Sinners, run to the rocks and say, "Rocks and mountains please fall on me!"
(Actually the misquote comes from the musical...whatever.)
And So, in Conclusion...
We are winning, Tweeps. We may be reeling and bleeding, but we are winning.
We need to share the good news; and because these corporations are interconnected and it has taken a lot of corporate funding to sustain the Internet, we can't count on the Internet to do it.
In the American Revolution, there was no Internet; people were widely separated from each other and spoke different dialects--and, in the case of Pennsylvania, languages! Nevertheless, plans and alliances were made by what called themselves Committees of Correspondence, people who hand-wrote and hand-copied letters to lists of friends. These lists branched out like trees and united a population of individuals who'd never seen or spoken to one another.
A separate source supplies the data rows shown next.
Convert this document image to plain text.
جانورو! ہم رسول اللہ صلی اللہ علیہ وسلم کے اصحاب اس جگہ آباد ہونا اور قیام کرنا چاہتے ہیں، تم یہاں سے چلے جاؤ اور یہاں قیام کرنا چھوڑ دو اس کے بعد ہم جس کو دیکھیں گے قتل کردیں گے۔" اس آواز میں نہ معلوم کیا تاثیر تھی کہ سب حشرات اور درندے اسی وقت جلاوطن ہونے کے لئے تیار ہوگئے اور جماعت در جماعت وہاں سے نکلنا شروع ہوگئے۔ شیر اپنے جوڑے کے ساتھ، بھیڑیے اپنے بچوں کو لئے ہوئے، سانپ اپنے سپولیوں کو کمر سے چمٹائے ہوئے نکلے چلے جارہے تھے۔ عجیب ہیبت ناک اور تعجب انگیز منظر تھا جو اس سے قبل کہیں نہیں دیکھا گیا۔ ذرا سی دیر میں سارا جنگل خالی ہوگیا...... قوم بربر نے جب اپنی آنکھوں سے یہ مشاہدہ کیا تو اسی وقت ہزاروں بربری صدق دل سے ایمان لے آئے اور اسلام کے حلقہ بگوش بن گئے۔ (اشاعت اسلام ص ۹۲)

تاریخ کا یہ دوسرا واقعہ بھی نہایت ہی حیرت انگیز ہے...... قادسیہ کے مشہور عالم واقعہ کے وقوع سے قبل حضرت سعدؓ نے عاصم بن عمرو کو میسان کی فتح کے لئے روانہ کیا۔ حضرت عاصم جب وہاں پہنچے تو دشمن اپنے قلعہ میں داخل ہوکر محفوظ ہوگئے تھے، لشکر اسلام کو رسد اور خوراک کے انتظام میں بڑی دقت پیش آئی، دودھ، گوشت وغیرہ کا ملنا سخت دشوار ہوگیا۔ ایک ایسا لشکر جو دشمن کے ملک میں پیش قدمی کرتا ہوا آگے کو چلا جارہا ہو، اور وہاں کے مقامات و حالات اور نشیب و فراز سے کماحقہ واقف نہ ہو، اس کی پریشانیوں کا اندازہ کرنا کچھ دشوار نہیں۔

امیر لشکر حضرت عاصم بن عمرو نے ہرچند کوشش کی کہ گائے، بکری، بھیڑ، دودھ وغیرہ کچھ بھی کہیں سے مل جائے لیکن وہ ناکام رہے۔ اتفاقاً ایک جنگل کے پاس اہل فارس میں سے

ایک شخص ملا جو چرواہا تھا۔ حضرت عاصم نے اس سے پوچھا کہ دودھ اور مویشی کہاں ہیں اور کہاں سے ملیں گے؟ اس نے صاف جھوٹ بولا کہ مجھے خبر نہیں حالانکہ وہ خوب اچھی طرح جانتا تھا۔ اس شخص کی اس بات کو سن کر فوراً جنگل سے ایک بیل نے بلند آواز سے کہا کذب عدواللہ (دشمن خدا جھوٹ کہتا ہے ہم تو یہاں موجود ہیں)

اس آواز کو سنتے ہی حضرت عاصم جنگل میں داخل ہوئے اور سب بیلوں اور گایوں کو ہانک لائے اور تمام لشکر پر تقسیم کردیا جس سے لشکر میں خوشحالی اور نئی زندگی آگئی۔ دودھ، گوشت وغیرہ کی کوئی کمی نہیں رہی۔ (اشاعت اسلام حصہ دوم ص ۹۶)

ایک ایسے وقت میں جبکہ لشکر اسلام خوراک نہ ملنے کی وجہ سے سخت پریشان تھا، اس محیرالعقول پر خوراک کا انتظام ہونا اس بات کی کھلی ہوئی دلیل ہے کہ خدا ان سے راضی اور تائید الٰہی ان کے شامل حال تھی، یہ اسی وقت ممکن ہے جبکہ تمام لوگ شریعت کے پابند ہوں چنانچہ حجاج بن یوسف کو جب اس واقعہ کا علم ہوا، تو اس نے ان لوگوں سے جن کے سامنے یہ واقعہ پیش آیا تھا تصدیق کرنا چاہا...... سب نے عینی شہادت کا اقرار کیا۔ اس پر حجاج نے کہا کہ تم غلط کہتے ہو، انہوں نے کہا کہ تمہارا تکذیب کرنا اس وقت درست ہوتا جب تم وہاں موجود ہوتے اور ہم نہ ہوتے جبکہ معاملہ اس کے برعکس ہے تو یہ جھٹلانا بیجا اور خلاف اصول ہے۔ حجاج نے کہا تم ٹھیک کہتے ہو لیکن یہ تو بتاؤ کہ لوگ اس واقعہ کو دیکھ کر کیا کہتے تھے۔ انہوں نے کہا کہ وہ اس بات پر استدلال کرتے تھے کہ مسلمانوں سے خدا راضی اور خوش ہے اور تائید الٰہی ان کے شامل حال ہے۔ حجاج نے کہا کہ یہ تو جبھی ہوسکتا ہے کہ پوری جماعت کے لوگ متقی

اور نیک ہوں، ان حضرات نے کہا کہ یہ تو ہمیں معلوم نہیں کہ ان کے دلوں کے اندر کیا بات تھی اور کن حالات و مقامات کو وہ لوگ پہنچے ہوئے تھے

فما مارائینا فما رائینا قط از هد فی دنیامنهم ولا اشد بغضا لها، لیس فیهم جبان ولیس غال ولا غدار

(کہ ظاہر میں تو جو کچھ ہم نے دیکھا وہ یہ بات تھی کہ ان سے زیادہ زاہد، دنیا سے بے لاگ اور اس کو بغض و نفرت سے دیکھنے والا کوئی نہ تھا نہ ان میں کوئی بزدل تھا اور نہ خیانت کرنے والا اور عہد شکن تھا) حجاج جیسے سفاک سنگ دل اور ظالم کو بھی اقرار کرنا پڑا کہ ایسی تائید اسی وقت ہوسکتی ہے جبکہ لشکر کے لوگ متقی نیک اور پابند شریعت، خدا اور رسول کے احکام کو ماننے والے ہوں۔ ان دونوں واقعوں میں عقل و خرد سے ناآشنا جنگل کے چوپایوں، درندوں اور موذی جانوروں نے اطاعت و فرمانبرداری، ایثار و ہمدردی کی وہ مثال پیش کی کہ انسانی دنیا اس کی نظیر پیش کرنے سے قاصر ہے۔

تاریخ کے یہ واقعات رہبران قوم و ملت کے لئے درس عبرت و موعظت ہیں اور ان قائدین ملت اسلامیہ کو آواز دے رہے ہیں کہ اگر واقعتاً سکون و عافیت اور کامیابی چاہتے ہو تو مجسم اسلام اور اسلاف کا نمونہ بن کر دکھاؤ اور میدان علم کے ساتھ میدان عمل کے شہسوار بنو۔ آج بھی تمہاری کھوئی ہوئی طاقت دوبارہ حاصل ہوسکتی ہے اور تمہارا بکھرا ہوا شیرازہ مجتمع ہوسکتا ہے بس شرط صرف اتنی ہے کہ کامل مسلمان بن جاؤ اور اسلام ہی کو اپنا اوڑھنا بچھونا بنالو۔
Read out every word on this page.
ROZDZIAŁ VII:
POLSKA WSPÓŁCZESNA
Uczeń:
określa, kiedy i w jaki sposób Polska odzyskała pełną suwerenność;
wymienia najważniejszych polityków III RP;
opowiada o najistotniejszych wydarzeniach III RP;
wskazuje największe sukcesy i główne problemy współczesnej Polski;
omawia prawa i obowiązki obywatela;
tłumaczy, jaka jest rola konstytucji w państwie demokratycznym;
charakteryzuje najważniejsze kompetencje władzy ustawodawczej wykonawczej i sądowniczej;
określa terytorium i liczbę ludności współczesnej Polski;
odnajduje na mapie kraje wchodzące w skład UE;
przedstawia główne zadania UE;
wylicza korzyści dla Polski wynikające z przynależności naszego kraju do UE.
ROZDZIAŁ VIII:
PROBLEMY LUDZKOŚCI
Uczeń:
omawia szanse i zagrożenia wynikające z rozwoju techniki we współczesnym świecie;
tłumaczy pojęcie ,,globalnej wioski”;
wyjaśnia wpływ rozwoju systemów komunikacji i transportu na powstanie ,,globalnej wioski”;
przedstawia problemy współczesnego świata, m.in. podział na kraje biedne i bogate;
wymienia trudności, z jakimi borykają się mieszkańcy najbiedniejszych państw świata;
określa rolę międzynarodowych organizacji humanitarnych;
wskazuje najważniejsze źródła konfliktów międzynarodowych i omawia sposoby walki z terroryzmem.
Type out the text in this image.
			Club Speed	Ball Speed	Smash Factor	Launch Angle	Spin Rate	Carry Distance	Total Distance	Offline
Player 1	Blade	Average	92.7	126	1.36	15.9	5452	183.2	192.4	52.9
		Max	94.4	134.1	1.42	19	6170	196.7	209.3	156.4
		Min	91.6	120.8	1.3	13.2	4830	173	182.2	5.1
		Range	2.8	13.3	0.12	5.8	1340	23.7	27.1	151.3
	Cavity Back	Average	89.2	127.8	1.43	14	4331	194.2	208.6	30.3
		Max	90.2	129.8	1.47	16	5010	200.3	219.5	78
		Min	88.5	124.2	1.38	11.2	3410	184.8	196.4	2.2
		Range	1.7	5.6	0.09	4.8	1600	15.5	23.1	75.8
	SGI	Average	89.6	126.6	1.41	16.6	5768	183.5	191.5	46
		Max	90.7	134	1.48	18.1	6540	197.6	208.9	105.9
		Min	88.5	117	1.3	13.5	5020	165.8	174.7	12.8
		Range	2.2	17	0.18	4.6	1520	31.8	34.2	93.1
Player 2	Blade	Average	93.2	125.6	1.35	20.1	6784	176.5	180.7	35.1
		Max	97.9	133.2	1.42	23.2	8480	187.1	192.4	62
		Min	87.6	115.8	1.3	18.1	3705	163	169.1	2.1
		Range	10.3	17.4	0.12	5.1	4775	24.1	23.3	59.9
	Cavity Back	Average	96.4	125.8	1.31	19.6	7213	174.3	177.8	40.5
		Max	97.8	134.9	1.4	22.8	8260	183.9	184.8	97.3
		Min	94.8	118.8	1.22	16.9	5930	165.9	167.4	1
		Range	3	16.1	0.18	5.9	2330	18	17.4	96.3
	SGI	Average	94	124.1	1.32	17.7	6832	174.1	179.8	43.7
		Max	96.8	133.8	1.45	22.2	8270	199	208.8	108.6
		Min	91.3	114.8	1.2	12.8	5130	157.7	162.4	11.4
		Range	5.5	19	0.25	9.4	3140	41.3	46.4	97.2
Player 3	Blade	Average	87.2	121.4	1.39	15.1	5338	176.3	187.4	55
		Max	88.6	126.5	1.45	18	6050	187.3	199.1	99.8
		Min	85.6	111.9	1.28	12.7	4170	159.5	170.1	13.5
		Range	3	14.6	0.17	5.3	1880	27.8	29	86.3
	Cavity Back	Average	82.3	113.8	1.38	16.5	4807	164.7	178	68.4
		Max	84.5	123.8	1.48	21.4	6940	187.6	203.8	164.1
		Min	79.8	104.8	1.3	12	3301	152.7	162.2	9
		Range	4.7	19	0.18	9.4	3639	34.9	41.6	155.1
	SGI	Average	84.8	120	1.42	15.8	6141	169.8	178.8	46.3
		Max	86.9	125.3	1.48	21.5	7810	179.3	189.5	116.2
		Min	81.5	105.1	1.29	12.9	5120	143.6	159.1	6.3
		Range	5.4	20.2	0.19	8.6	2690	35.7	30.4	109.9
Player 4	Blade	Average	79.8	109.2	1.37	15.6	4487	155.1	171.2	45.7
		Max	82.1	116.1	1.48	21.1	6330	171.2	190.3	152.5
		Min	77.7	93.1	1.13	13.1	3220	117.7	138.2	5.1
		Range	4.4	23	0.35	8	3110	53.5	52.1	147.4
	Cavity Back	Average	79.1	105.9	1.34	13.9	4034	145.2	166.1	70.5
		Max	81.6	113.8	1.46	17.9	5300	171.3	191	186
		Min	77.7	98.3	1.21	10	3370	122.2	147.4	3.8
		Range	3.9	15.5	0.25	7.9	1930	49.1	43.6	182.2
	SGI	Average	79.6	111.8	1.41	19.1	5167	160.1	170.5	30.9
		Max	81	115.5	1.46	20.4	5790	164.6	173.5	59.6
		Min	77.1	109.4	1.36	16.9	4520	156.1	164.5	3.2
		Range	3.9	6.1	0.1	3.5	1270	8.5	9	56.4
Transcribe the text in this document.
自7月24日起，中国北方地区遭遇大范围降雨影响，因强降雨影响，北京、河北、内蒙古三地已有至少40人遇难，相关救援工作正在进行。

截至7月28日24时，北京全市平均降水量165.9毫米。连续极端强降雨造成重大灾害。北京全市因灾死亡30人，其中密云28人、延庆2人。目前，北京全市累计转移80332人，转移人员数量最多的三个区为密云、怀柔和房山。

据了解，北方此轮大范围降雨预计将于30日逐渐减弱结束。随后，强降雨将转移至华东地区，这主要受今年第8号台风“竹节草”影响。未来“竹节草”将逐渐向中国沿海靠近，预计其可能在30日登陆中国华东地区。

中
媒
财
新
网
On Twitter, after reading Devin Nunes' helpful complaint and confirming that it's true, I asked yesterday whether we should promote Glyphosate Awareness by buying ads or by deserting Twitter. I woke up this morning thinking, "Neither, of course!" Here's a better strategy:
1. Right now, although Twitter doesn't make it as easy as it used to be to print lists of our followers, Twitter does make it easy to find our followers--in chronological order. Go to your profile. Open your f'list. Scroll all the way down through all 200 or 500 or 2000 of them (yes, Twitter will do that). Start working up the list, oldest followers first. Reconnect with each and every one of your Tweeps, even if you have no idea who they are or why they ever followed you. Make sure they know why glyphosate-related tweets may be suppressed on the "Top" view of any page (and Glyphosate Awareness may, for example, be suppressed on the "Top" view of the #glyphosate page). Warn them to make sure they read only the "Latest" version of any page on Twitter. Encourage them to encourage Twitter just to lose the "Top" version, altogether. Do this individually because, although Twitter is using the "Top" view to show people pro-glyphosate garbage instead of accurate Glyphosate Awareness, so far Twitter is not blocking our notifications or individual pages; we can still connect with each other individually--we're just being prevented from connecting at random, the way most of us "met."
2. In view of the amount of money that's been poured into schemes that rely on the use of glyphosate as if it really were "no more toxic than table salt," expect further difficulties. Not only could we be temporarily banned from Twitter; Twitter, or the whole Internet, just might collapse. Have a mail drop, and web site that displays its address, ready in case we have to move back to hand-typing (or even writing) letters to people we've never met. Start preparing to use those, because Bayer is going down, and it will go down hard.